24 dic 2015

EL IMPERIO DONDE NO SE PONÍA EL SOL (IV)

El cardenal don Enrique, tío-abuelo del desaparecido Sebastián, fue jurado rey en Lisboa en cuanto se conoció la noticia de desastre. Don Enrique ya era de edad avanzada, sufría de ataques epilépticos y temblaban constantemente sus manos y su cabeza (¿parkinson?). Nadie dudaba de que no tardaría en morir. Aunque durase algunos años, tanto su edad como su condición de eclesiástico parecían serios obstáculos para pensar en que pudiese dejar sucesión. Sin embargo, los portugueses lo intentaron todo. Pidieron al Papa que le liberase de guardar el celibato y pensaron en casarlo, aunque fuese con una mujer ya embarazada; el caso era asegurar como fuese un heredero que impidiese a Felipe II entrar en Portugal.
El monarca español, mientras tanto, no se dormía precisamente. En realidad, en caso de que muriese don Enrique, él era quien más derecho tenia a la sucesión, como nieto de don Manuel el Afortunado por su madre Isabel. No obstante, en seguida surgieron otros muchos candidatos, movidos, más que por el deseo de reinar, por el de obtener alguna compensación económica de Felipe a cambio de su retirada. El único que podía alegar unos derechos capaces de competir con los de Felipe era el prior de Crato, don Antonio, nieto también de don Manuel el Afortunado y (en esto aventajaba a Felipe) por línea masculina. Pero tenía en su contra el ser hijo bastardo de Luis, duque de Beja, que lo había tenido de una hermosa judía, doña Violante Gómez, a quien llamaban "la Pelicana", porque su belleza se hacía mucho más interesante por su prematura canicie. Los judíos y conversos del país, así como el bajo pueblo y el bajo clero, apoyaban a don Antonio; mas a éste le era difícil optar al trono, ya que se encontraba en Marruecos, donde había caído prisionero después de la batalla de Alcázarquivir. En estas circunstancias, el duque de Medina-Sidonia, sin percatarse del alcance de su gesto, en un arranque de generosidad que iba a perjudicar a su rey, Felipe, pagó el rescate del prior de Crato, y éste volvió a Portugal.

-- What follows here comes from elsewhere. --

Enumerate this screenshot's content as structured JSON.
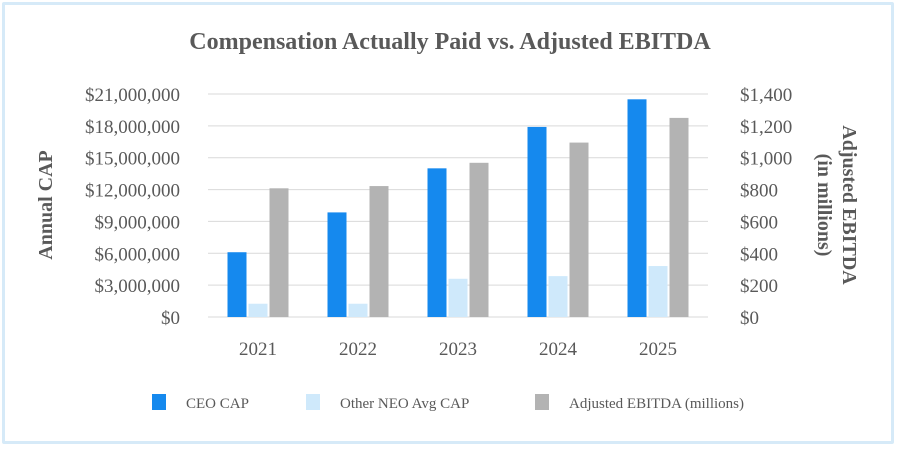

Felipe, desde hacía algún tiempo, había desencadenado una poderosa campaña de propaganda en favor de su candidatura. Su embajador don Cristóbal de Moura coordinaba aquel esfuerzo diplomático. Las universidades de España fueron consultadas sobre los derechos que asistían a Felipe. Otros jurisconsultos portugueses emitieron también su dictamen sobre el particular. Moura, repartiendo y prometiendo oro a raudales, consiguió atraerse numerosos partidarios, hasta lograr poner en pie un partido castellanófilo. Felipe, al mismo tiempo, sembró el país con cartas a todos los personajes influyentes , en las que, entre promesas veladas, veladas amenazas y menos veladas alusiones a su poderío militar, exponía sus derechos a la corona portuguesa. A los comerciantes no costó convencerles. La unión entre Portugal y España les facilitaría la adquisición de laplata que necesitaban para continuar sus negocios y acrecentarlos. La nobleza y el alto clero, en último término, también se inclinaban del lado de Felipe. Así se evidenció en las Cortes que el decrépito rey Enrique reunió en enero de 1580. Antes de terminarlas, hizo anunciar su resolución de proclamar rey a Felipe II. Pocos días después, el rey Enrique falleció.